Barlennan parvint à éliminer tout sarcasme de sa voix. Reejaaren se permit l’équivalent d’un sourire.
— Votre attitude est louable, et je suis sûr que nous nous entendrons très bien tous deux. Par malheur, il est occupé sur une autre île, et il ne pourra venir avant plusieurs jours. Si vous étiez encore ici à ce moment, je suis sûr qu’il serait heureux de prendre votre offre en considération. Pendant ce temps, nous pourrions commencer nos affaires.
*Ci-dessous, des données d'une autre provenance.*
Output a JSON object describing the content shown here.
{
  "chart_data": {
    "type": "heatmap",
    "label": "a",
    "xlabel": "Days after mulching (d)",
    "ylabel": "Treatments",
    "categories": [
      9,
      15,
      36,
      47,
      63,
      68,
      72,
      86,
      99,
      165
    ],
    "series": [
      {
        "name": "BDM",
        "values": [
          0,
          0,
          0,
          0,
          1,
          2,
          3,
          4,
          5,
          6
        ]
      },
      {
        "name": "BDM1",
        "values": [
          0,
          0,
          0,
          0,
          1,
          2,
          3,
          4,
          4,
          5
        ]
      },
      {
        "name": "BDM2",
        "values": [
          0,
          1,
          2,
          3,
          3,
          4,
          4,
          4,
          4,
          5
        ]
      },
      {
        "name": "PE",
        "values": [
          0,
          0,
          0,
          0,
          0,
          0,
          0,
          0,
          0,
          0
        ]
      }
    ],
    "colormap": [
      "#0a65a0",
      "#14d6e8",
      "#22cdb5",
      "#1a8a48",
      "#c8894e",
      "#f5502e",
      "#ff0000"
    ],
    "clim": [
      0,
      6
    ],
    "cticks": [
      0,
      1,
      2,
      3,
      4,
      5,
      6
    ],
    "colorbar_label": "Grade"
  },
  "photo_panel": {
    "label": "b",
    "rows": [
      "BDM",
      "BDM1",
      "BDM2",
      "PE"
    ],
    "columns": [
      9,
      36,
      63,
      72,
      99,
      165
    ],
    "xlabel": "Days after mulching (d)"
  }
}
Reejaaren perdit peu de sa supériorité durant l’examen qu’il fit subir à la cargaison du Bree, ou n’en perdit rien, mais il se trouva qu’il donnait à Barlennan, cependant, certaines informations pour lesquelles il aurait préféré mourir que de les divulguer consciemment. Ses paroles, bien sûr, tendaient à minimiser la valeur de tout ce qu’il voyait. Il rabâchait sans fin sur la « bénévolence » de son chef jusque-là invisible, Marreni. Toutefois, il s’appropria en guise d’amende un nombre respectable des « pommes de pin » récoltées durant le voyage à travers l’isthme. Pourtant celles-ci auraient dû être très faciles à obtenir ici, car la distance ne devait pas être trop grande pour les planeurs … En fait, l’interprète avait fait quelques remarques sur des relations avec les natifs de cette région. Si, donc, Reejaaren estimait que ce fruit avait de la valeur, cela signifiait que les « barbares » de l’isthme représentaient un peu trop pour le peuple hautement cultivé de l’interprète, et que ces derniers n’étaient pas tout à fait les seigneurs de la création pour lesquels ils voulaient être pris. Cela suggérait que le plan du second avait de bonnes chances de succès, car l’interprète ferait sans doute n’importe quoi pour ne pas sembler inférieur à l’équipage barbare du Bree. Barlennan, qui réfléchissait à cela, sentait son moral s’élever comme la fusée des Terriens. Il apparaissait qu’il pourrait mener ce Reejaaren par le bout du nez comme un vulgaire ternee. Il mit toute son habileté, considérable, à l’œuvre, et l’équipage le seconda avec noblesse. Quand l’amende fut réglée, les spectateurs des collines descendirent comme un essaim, et la valeur des pommes de pin fut largement confirmée. Au début, Barlennan éprouvait une légère répugnance à en vendre la totalité, car il avait espéré en obtenir un très haut prix de retour chez lui, mais il réfléchit alors qu’il n’aurait qu’à retourner à la source avant de s’en revenir dans son pays.